- Released by the Bipartisan Policy Center
- Peter Bergen and Bruce Hoffman
- 44 pages
- September 10, 2010
Al-Qaeda and allied groups continue to pose a threat to the United States. Although it is less severe than the catastrophic proportions of a 9/11-like attack, the threat today is more complex and more diverse than at any time over the past nine years. Al-Qaeda or its allies continue to have the capacity to kill dozens, or even hundreds, of Americans in a single attack. A key shift in the past couple of years is the increasingly prominent role in planning and operations that U.S. citizens and residents have played in the leadership of al-Qaeda and aligned groups, and the higher numbers of Americans attaching themselves to these groups. Another development is the increasing diversification of the types of U.S.-based jihadist militants, and the groups with which those militants have affiliated. Indeed, these jihadists do not fit any particular ethnic, economic, educational, or social profile.
Al-Qaeda’s ideological influence on other jihadist groups is on the rise in South Asia and has continued to extend into countries like Yemen and Somalia; al-Qaeda’s top leaders are still at large, and American overreactions to even unsuccessful terrorist attacks arguably have played, however inadvertently, into the hands of the jihadists.

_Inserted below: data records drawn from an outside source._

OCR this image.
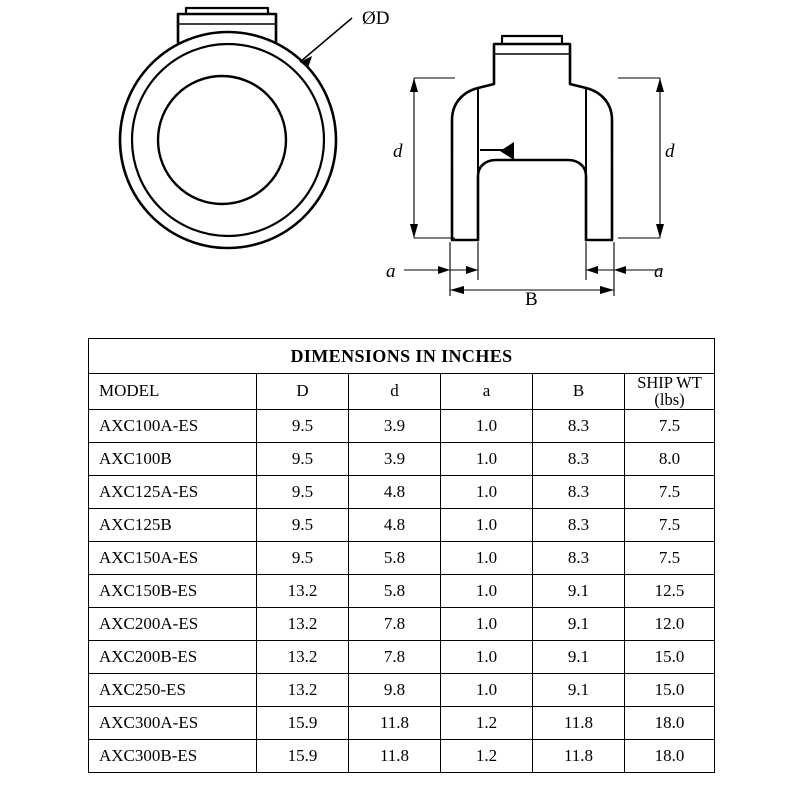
ØD
d	d
a	a
B
DIMENSIONS IN INCHES					
MODEL	D	d	a	B	SHIP WT
(lbs)

AXC100A-ES	9.5	3.9	1.0	8.3	7.5
AXC100B	9.5	3.9	1.0	8.3	8.0
AXC125A-ES	9.5	4.8	1.0	8.3	7.5
AXC125B	9.5	4.8	1.0	8.3	7.5
AXC150A-ES	9.5	5.8	1.0	8.3	7.5
AXC150B-ES	13.2	5.8	1.0	9.1	12.5
AXC200A-ES	13.2	7.8	1.0	9.1	12.0
AXC200B-ES	13.2	7.8	1.0	9.1	15.0
AXC250-ES	13.2	9.8	1.0	9.1	15.0
AXC300A-ES	15.9	11.8	1.2	11.8	18.0
AXC300B-ES	15.9	11.8	1.2	11.8	18.0
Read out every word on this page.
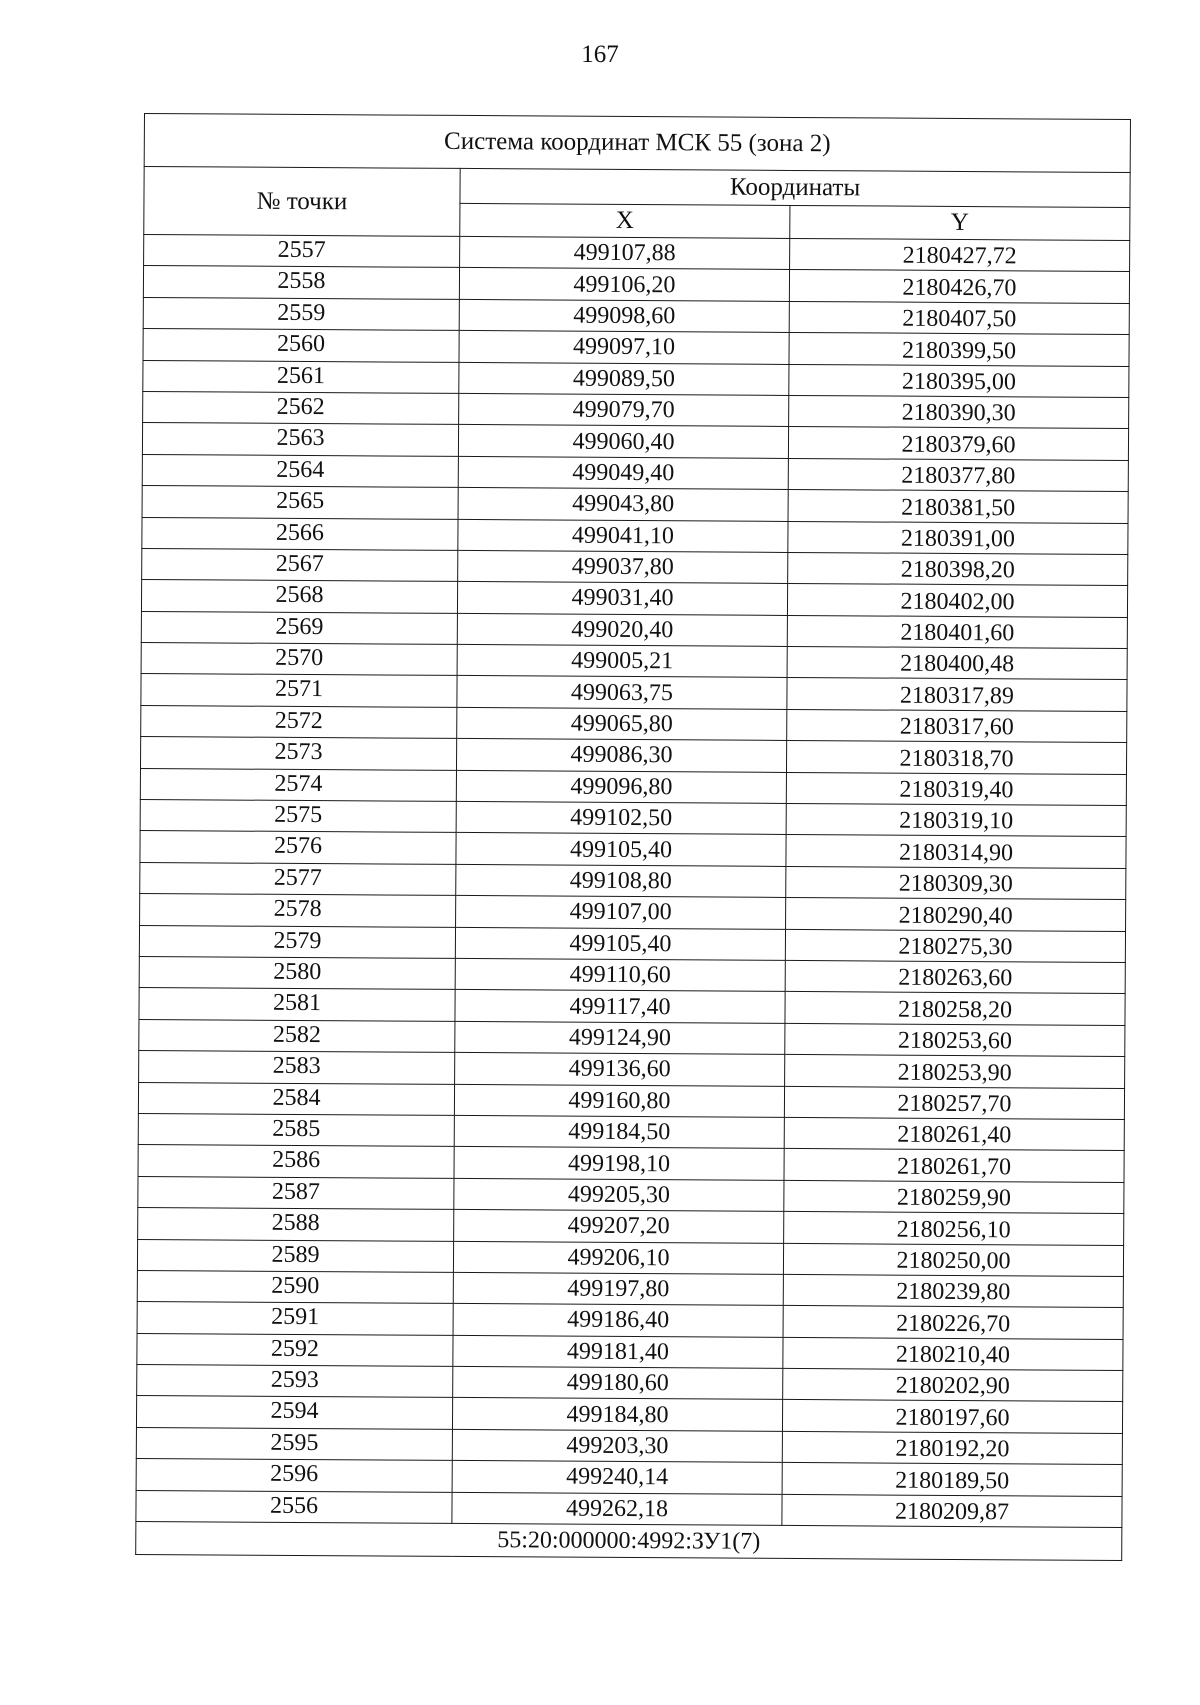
167
Система координат МСК 55 (зона 2)		
№ точки	Координаты	
	X	Y
2557	499107,88	2180427,72
2558	499106,20	2180426,70
2559	499098,60	2180407,50
2560	499097,10	2180399,50
2561	499089,50	2180395,00
2562	499079,70	2180390,30
2563	499060,40	2180379,60
2564	499049,40	2180377,80
2565	499043,80	2180381,50
2566	499041,10	2180391,00
2567	499037,80	2180398,20
2568	499031,40	2180402,00
2569	499020,40	2180401,60
2570	499005,21	2180400,48
2571	499063,75	2180317,89
2572	499065,80	2180317,60
2573	499086,30	2180318,70
2574	499096,80	2180319,40
2575	499102,50	2180319,10
2576	499105,40	2180314,90
2577	499108,80	2180309,30
2578	499107,00	2180290,40
2579	499105,40	2180275,30
2580	499110,60	2180263,60
2581	499117,40	2180258,20
2582	499124,90	2180253,60
2583	499136,60	2180253,90
2584	499160,80	2180257,70
2585	499184,50	2180261,40
2586	499198,10	2180261,70
2587	499205,30	2180259,90
2588	499207,20	2180256,10
2589	499206,10	2180250,00
2590	499197,80	2180239,80
2591	499186,40	2180226,70
2592	499181,40	2180210,40
2593	499180,60	2180202,90
2594	499184,80	2180197,60
2595	499203,30	2180192,20
2596	499240,14	2180189,50
2556	499262,18	2180209,87
55:20:000000:4992:ЗУ1(7)		
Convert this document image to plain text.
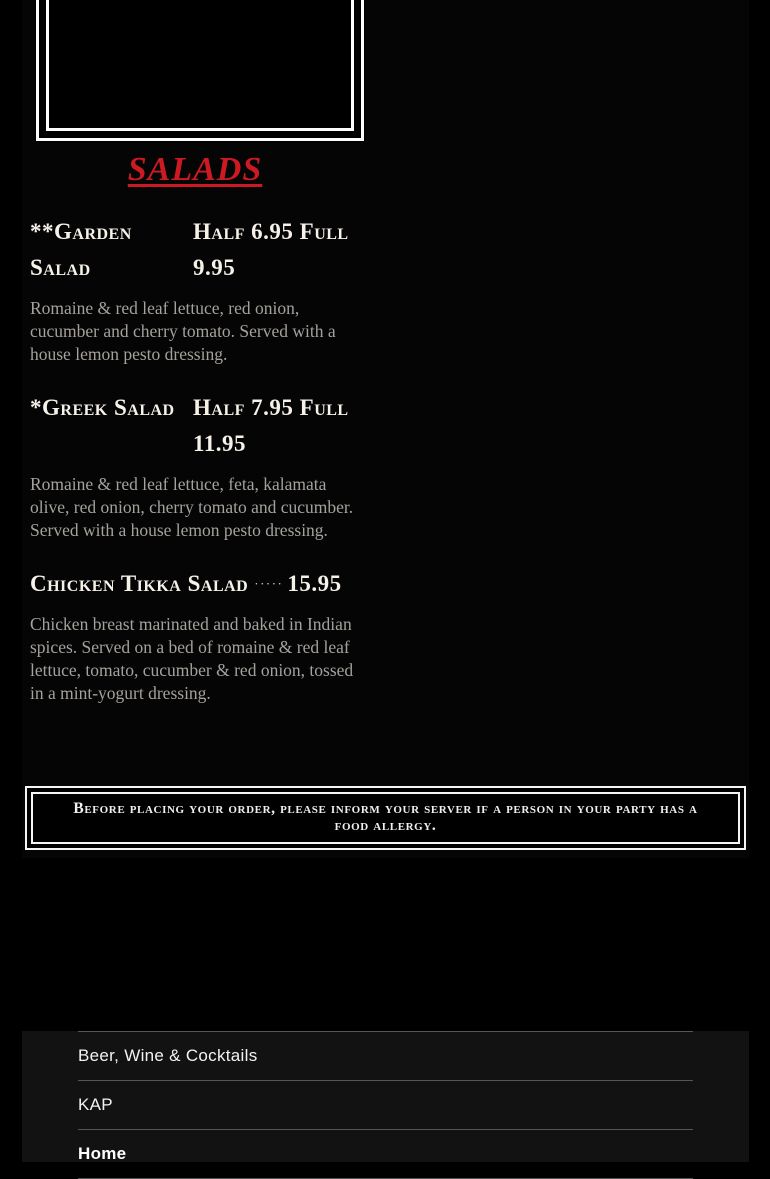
SALADS
**Garden Salad
Half 6.95 Full 9.95

Romaine & red leaf lettuce, red onion, cucumber and cherry tomato. Served with a house lemon pesto dressing.

*Greek Salad Half 7.95 Full 11.95

Romaine & red leaf lettuce, feta, kalamata olive, red onion, cherry tomato and cucumber. Served with a house lemon pesto dressing.

Chicken Tikka Salad ····· 15.95

Chicken breast marinated and baked in Indian spices. Served on a bed of romaine & red leaf lettuce, tomato, cucumber & red onion, tossed in a mint-yogurt dressing.

Before placing your order, please inform your server if a person in your party has a food allergy.

Beer, Wine & Cocktails
KAP
Home
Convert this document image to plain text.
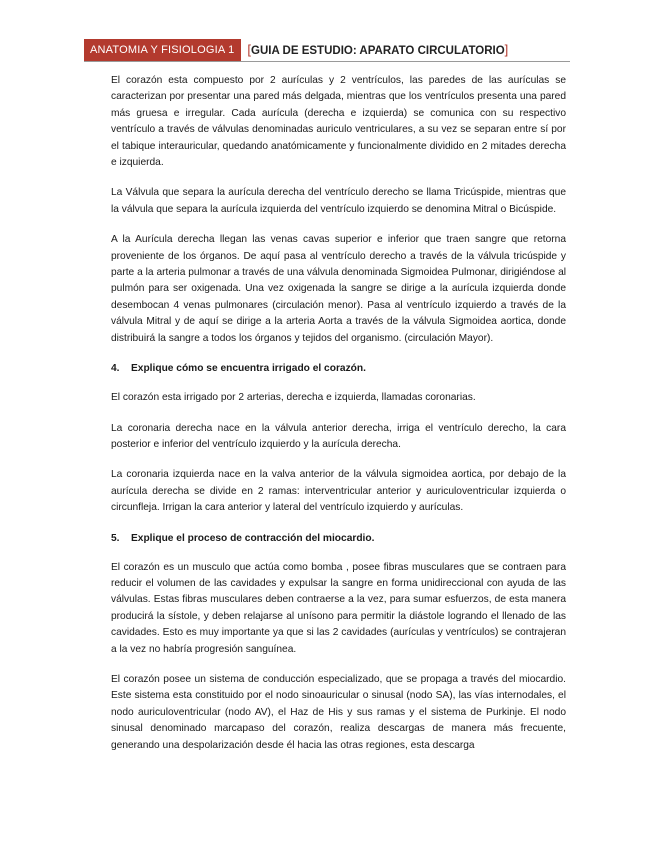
ANATOMIA Y FISIOLOGIA 1	[GUIA DE ESTUDIO: APARATO CIRCULATORIO]

El corazón esta compuesto por 2 aurículas y 2 ventrículos, las paredes de las aurículas se caracterizan por presentar una pared más delgada, mientras que los ventrículos presenta una pared más gruesa e irregular. Cada aurícula (derecha e izquierda) se comunica con su respectivo ventrículo a través de válvulas denominadas auriculo ventriculares, a su vez se separan entre sí por el tabique interauricular, quedando anatómicamente y funcionalmente dividido en 2 mitades derecha e izquierda.

La Válvula que separa la aurícula derecha del ventrículo derecho se llama Tricúspide, mientras que la válvula que separa la aurícula izquierda del ventrículo izquierdo se denomina Mitral o Bicúspide.

A la Aurícula derecha llegan las venas cavas superior e inferior que traen sangre que retorna proveniente de los órganos. De aquí pasa al ventrículo derecho a través de la válvula tricúspide y parte a la arteria pulmonar a través de una válvula denominada Sigmoidea Pulmonar, dirigiéndose al pulmón para ser oxigenada. Una vez oxigenada la sangre se dirige a la aurícula izquierda donde desembocan 4 venas pulmonares (circulación menor). Pasa al ventrículo izquierdo a través de la válvula Mitral y de aquí se dirige a la arteria Aorta a través de la válvula Sigmoidea aortica, donde distribuirá la sangre a todos los órganos y tejidos del organismo. (circulación Mayor).

4.	Explique cómo se encuentra irrigado el corazón.

El corazón esta irrigado por 2 arterias, derecha e izquierda, llamadas coronarias.

La coronaria derecha nace en la válvula anterior derecha, irriga el ventrículo derecho, la cara posterior e inferior del ventrículo izquierdo y la aurícula derecha.

La coronaria izquierda nace en la valva anterior de la válvula sigmoidea aortica, por debajo de la aurícula derecha se divide en 2 ramas: interventricular anterior y auriculoventricular izquierda o circunfleja. Irrigan la cara anterior y lateral del ventrículo izquierdo y aurículas.

5.	Explique el proceso de contracción del miocardio.

El corazón es un musculo que actúa como bomba , posee fibras musculares que se contraen para reducir el volumen de las cavidades y expulsar la sangre en forma unidireccional con ayuda de las válvulas. Estas fibras musculares deben contraerse a la vez, para sumar esfuerzos, de esta manera producirá la sístole, y deben relajarse al unísono para permitir la diástole logrando el llenado de las cavidades. Esto es muy importante ya que si las 2 cavidades (aurículas y ventrículos) se contrajeran a la vez no habría progresión sanguínea.

El corazón posee un sistema de conducción especializado, que se propaga a través del miocardio. Este sistema esta constituido por el nodo sinoauricular o sinusal (nodo SA), las vías internodales, el nodo auriculoventricular (nodo AV), el Haz de His y sus ramas y el sistema de Purkinje. El nodo sinusal denominado marcapaso del corazón, realiza descargas de manera más frecuente, generando una despolarización desde él hacia las otras regiones, esta descarga
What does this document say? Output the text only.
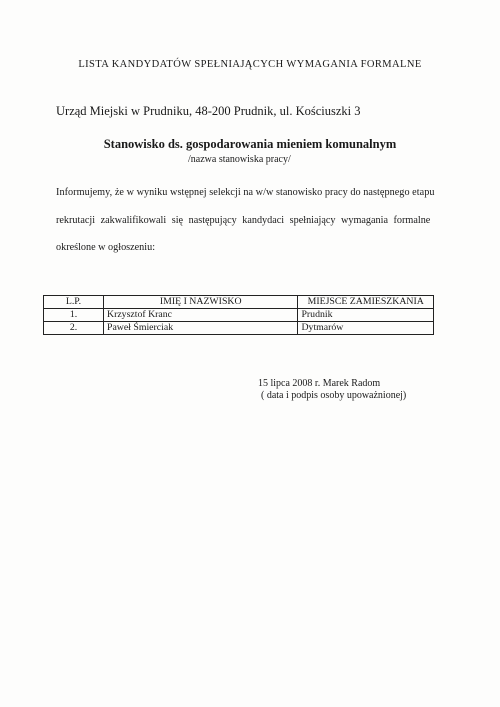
LISTA KANDYDATÓW SPEŁNIAJĄCYCH WYMAGANIA FORMALNE
Urząd Miejski w Prudniku, 48-200 Prudnik, ul. Kościuszki 3
Stanowisko ds. gospodarowania mieniem komunalnym
/nazwa stanowiska pracy/
Informujemy, że w wyniku wstępnej selekcji na w/w stanowisko pracy do następnego etapu
rekrutacji zakwalifikowali się następujący kandydaci spełniający wymagania formalne
określone w ogłoszeniu:
L.P.	IMIĘ I NAZWISKO	MIEJSCE ZAMIESZKANIA
1.	Krzysztof Kranc	Prudnik
2.	Paweł Śmierciak	Dytmarów
15 lipca 2008 r. Marek Radom
( data i podpis osoby upoważnionej)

Working against al-Qaeda and allied groups are the ramped-up campaign of drone attacks in Pakistan, increasingly negative Pakistani attitudes and actions against the militants based on their territory, which are mirrored by increasingly hostile attitudes toward al-Qaeda and allied groups in the Muslim world in general, and the fact that erstwhile militant allies have now also turned against al-Qaeda.
Preparedness questions for the U.S. government
It is fundamentally troubling, given this collection of new threats and new adversaries directly targeting America, that there remains no federal government agency or department specifically charged with identifying radicalization and interdicting the recruitment of U.S. citizens or residents for terrorism. As one senior intelligence analyst lamented, “There’s no lead agency or person. There are First Amendment issues we’re cognizant of. It’s not a crime to radicalize, only when it turns to violence. There are groups of people looking at different aspects of counter-radicalization. [But it] has to be integrated across agencies, across levels of government, public-private cooperation” — which, unfortunately, it is not. America is thus vulnerable to a threat that is not only diversifying, but arguably intensifying.
Our long-held belief that homegrown terrorism couldn’t happen here has thus created a situation where we are today stumbling blindly through the legal, operational, and organizational minefield of countering terrorist radicalization and recruitment occurring in the United States. Moreover, rather than answers, we now have a long list of pressing questions on this emerging threat, on our response, and on the capacity of the national security architecture we currently have in place to meet it.
On the threat. What do we do when the terrorists are like us? When they conform to the archetypal American immigrant success story? When they are American citizens or U.S. residents? When they are not perhaps from the Middle East or South Asia and in fact have familiar-sounding names? Or, when they are self-described “petite, blue-eyed, blonde” suburban housewives who, as Colleen LaRose, a.k.a. JihadJane, boasted, “can easily blend in”?